Kita sering terfokus untuk waktu yang singkat untuk mencapai hal produktif. Dan media sosialnya mensiasati hal itu dengan desain yang mengalihkan fokus kita secara terus-menerus dari satu hal ke hal lain. Foto bayi selama beberapa detik, kemudian foto pernikahan, lalu foto nenek, ini kecendrungan yang merupakan kelebihan indera kita yang bersedia, konstan, obsesif, dan kacau sepanjang hari. Dan kita tidak menyadari bahwa hal hal itu telah menghabiskan waktu kita dan merasa senang melakukannya. 

Otak kita membutuhkan periode ketenangan sesekali. Anda dapat mencoba eksperimen sekarang untuk melihat cara kerjanya. Informasi visual menyumbang 30 persen dari kekuatan otak, tindakan sederhana menutup mata Anda dapat menciptakan rasa tenang. (Tidur siang bahkan lebih baik.) Cobalah menutup mata Anda hanya selama tujuh menit, mengambil napas dalam-dalam seperti, Anda akan merasa rileks dan tenang.

Hal yang sangat penting untuk dipahami tentang keberhasilan sosial media adalah membuat persepsi psikologis bahwa itu dapat menghilangkan rasa sakit atau stress. Kita bahkan mungkin tidak tahu rasa sakit mana yang kita coba kurangi, mungkin begitu dalam dalam diri kita sehingga kita tidak menyadarinya dan Kita menginginkan stimulasi palsu dan hadiah dopamin di otak kita, dan itu dari sosial media. 

Facebook sosiometer

Keinginan untuk mengesankan orang lain adalah pengejaran psikologis yang meluas yang dikenal sebagai sosiometer. Ironi lain adalah bahwa ketika kita mencoba untuk mengurangi stres hidup dengan menggunakan media sosial, kita sebenarnya menciptakan lebih banyak stres dalam pengejaran kita. Rasa menghilangkan stres palsu itu menciptakan lingkaran setan saat kita mendambakan lebih banyak hadiah palsu.

Media sosial hanyalah contoh yang paling jelas tentang bagaimana beberapa dari kita mencoba menemukan makna melalui mengklik, menyukai, berbagi, dan berkomentar. Mungkin jika kita terus menggulir Instagram kita akan meringankan beberapa pikiran cemas. Ada kecenderungan untuk berpikir bahwa kita "bekerja" menuju beberapa tujuan padahal sebenarnya itu adalah ilusi pekerjaan.

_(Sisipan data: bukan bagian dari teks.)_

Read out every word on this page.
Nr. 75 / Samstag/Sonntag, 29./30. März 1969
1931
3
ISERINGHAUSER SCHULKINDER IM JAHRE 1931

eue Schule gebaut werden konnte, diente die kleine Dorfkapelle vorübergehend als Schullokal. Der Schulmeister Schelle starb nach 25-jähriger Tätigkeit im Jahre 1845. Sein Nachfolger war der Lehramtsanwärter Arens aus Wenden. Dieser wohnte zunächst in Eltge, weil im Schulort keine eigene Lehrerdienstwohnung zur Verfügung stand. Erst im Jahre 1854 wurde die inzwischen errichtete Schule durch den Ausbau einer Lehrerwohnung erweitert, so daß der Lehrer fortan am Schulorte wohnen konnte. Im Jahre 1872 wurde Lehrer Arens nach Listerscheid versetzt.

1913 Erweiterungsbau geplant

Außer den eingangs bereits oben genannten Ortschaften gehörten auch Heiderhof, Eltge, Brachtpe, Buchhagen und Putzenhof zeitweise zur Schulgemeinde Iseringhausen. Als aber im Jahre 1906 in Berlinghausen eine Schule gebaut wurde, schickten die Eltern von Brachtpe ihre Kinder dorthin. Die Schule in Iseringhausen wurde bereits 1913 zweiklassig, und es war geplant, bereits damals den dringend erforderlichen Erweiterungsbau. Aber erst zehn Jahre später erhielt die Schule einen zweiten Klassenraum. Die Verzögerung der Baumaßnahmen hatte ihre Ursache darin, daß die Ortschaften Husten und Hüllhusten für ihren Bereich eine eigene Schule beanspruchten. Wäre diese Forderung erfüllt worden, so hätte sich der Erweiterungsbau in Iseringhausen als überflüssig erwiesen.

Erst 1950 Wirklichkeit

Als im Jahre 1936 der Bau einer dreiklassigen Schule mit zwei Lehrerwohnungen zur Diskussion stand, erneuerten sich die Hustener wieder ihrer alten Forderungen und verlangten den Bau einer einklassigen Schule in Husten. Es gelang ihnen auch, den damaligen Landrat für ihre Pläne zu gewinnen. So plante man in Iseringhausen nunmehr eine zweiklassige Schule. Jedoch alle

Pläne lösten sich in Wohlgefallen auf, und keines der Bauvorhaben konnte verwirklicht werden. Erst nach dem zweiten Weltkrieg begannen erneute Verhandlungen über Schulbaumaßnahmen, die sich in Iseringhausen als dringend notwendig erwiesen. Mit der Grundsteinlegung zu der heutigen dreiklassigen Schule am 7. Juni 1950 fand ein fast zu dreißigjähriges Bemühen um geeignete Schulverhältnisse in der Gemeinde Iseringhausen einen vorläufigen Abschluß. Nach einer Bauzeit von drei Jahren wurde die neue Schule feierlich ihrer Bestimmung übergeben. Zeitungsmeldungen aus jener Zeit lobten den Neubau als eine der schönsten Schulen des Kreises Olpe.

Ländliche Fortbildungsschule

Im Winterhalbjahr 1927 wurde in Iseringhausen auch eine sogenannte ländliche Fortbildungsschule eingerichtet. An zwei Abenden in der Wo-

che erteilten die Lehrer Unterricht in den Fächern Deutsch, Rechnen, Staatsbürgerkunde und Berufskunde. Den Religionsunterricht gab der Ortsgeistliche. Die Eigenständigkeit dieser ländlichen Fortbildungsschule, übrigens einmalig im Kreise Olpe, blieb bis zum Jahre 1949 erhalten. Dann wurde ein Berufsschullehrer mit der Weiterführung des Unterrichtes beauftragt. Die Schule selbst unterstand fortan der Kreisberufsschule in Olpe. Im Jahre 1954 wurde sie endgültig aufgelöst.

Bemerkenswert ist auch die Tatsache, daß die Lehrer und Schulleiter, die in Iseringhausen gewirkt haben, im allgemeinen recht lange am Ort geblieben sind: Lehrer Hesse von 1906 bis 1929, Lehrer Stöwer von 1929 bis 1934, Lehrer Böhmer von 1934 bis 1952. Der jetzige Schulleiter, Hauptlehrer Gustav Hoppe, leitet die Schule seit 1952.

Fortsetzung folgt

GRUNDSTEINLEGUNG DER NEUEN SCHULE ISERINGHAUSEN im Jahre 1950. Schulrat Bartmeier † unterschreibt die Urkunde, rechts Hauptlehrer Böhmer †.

Seperti kata penulis Emily Gould yang menjelaskan bahwa dia menghabiskan bertahun-tahun menulis novel dan menipu dirinya sendiri untuk berpikir dia produktif dengan memposting kegiatannya di Twitter. Dia merasa produktif, tetapi itu sebenarnya hanya pelarian dari pekerjaan.

Sementara banyak dari kita menggunakan media sosial sebagai salve saat kita sedang mengantri di Starbucks, kita bisa menjadi jauh lebih disengaja tentang bagaimana kita menggunakan aplikasi ini. Kita dapat menggunakan media sosial dengan cara yang jauh lebih terarah. Tentukan makna dan tujuan yang Anda miliki terlebih dahulu, kemudian lihat media sosial hanya sebagai alat untuk membantu Anda melakukan pekerjaan Anda.